Monday, August 25, 7pm: Peace & Justice Conversations: Creating the World We Want
One of the most effective nonviolent movements in modern history was Gandhi’s campaign to free India from British rule. His success wasn’t built on protest alone. Gandhi believed that civil disobedience was just half the work. The other half was what he called constructive programs—alternatives to the unjust systems he sought to replace. These were the foundations of a new society, built within the shell of the old.
This is a call to revive that approach, to use nonviolent constructivism to create new, life-affirming systems as a form of resistance. It draws on historical and present-day examples to offer tools, strategies, and inspiration for how we can start building the world we want right now, even in the midst of a crumbling one.
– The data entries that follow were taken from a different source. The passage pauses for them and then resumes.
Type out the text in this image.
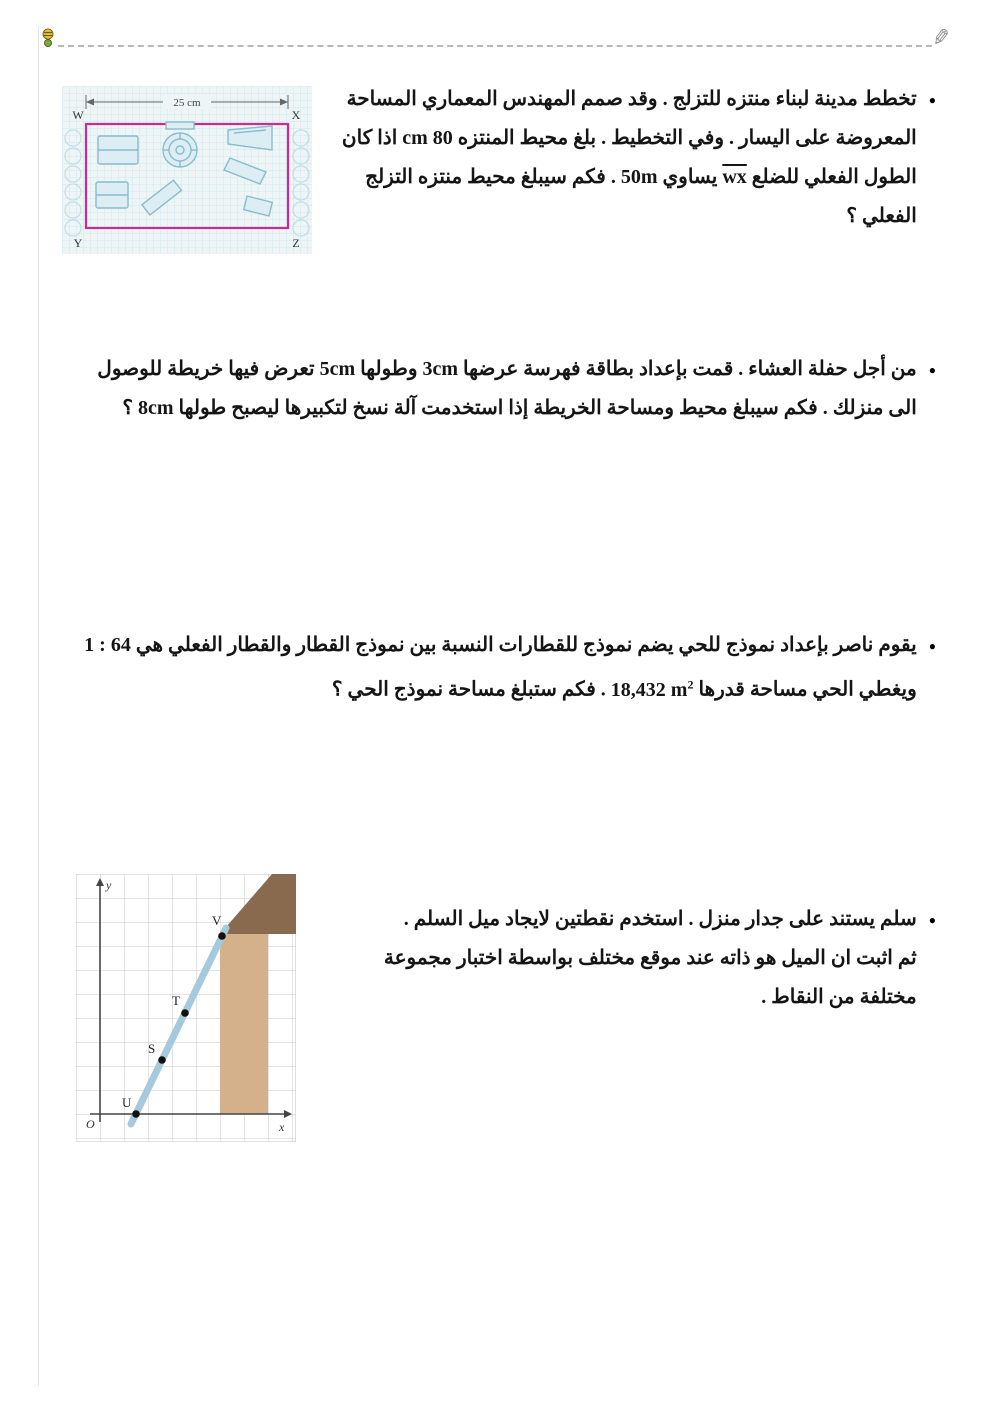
✎
25 cm
W	X
Y	Z
●

تخطط مدينة لبناء منتزه للتزلج . وقد صمم المهندس المعماري المساحة المعروضة على اليسار . وفي التخطيط . بلغ محيط المنتزه 80 cm اذا كان الطول الفعلي للضلع $\overline{wx}$ يساوي 50m . فكم سيبلغ محيط منتزه التزلج الفعلي ؟

●

من أجل حفلة العشاء . قمت بإعداد بطاقة فهرسة عرضها 3cm وطولها 5cm تعرض فيها خريطة للوصول الى منزلك . فكم سيبلغ محيط ومساحة الخريطة إذا استخدمت آلة نسخ لتكبيرها ليصبح طولها 8cm ؟

●

يقوم ناصر بإعداد نموذج للحي يضم نموذج للقطارات النسبة بين نموذج القطار والقطار الفعلي هي 64 : 1 ويغطي الحي مساحة قدرها 18,432 $m^2$ . فكم ستبلغ مساحة نموذج الحي ؟

●

سلم يستند على جدار منزل . استخدم نقطتين لايجاد ميل السلم . ثم اثبت ان الميل هو ذاته عند موقع مختلف بواسطة اختبار مجموعة مختلفة من النقاط .

V
T
S
U
y
x
O
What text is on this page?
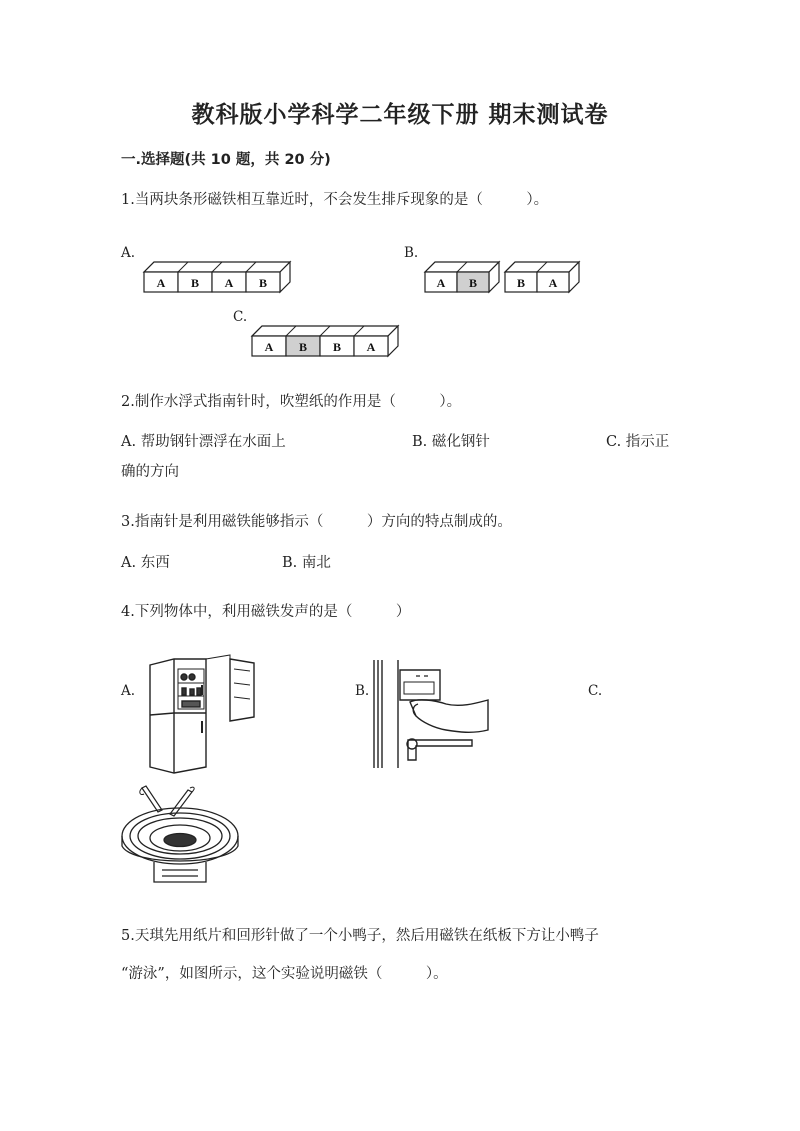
教科版小学科学二年级下册 期末测试卷
一.选择题(共 10 题，共 20 分)
1.当两块条形磁铁相互靠近时，不会发生排斥现象的是（　　　）。
A.
A B A B
B.
A B	B A
C.
A B B A
2.制作水浮式指南针时，吹塑纸的作用是（　　　）。
A. 帮助钢针漂浮在水面上	B. 磁化钢针	C. 指示正
确的方向
3.指南针是利用磁铁能够指示（　　　）方向的特点制成的。
A. 东西	B. 南北
4.下列物体中，利用磁铁发声的是（　　　）
A.	B.	C.
5.天琪先用纸片和回形针做了一个小鸭子，然后用磁铁在纸板下方让小鸭子
“游泳”，如图所示，这个实验说明磁铁（　　　）。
Barbara Peterson is a veteran activist for social justice, beginning as a high school student with the Clamshell Alliance. In graduate school, she became interested in the history, theories, and methods of nonviolent action written about by Gene Sharp from the Albert Einstein Institution. Her doctoral work at UNH involved researching, writing, and publishing about peace education, and as a high school teacher, she created and taught a Peace Studies course. She writes and publishes in the area of nonviolent citizen action, and she continues her work as an activist to protect democracy against the rise in oppression and authoritarianism.
AFSC-NH is a cosponsor of this event.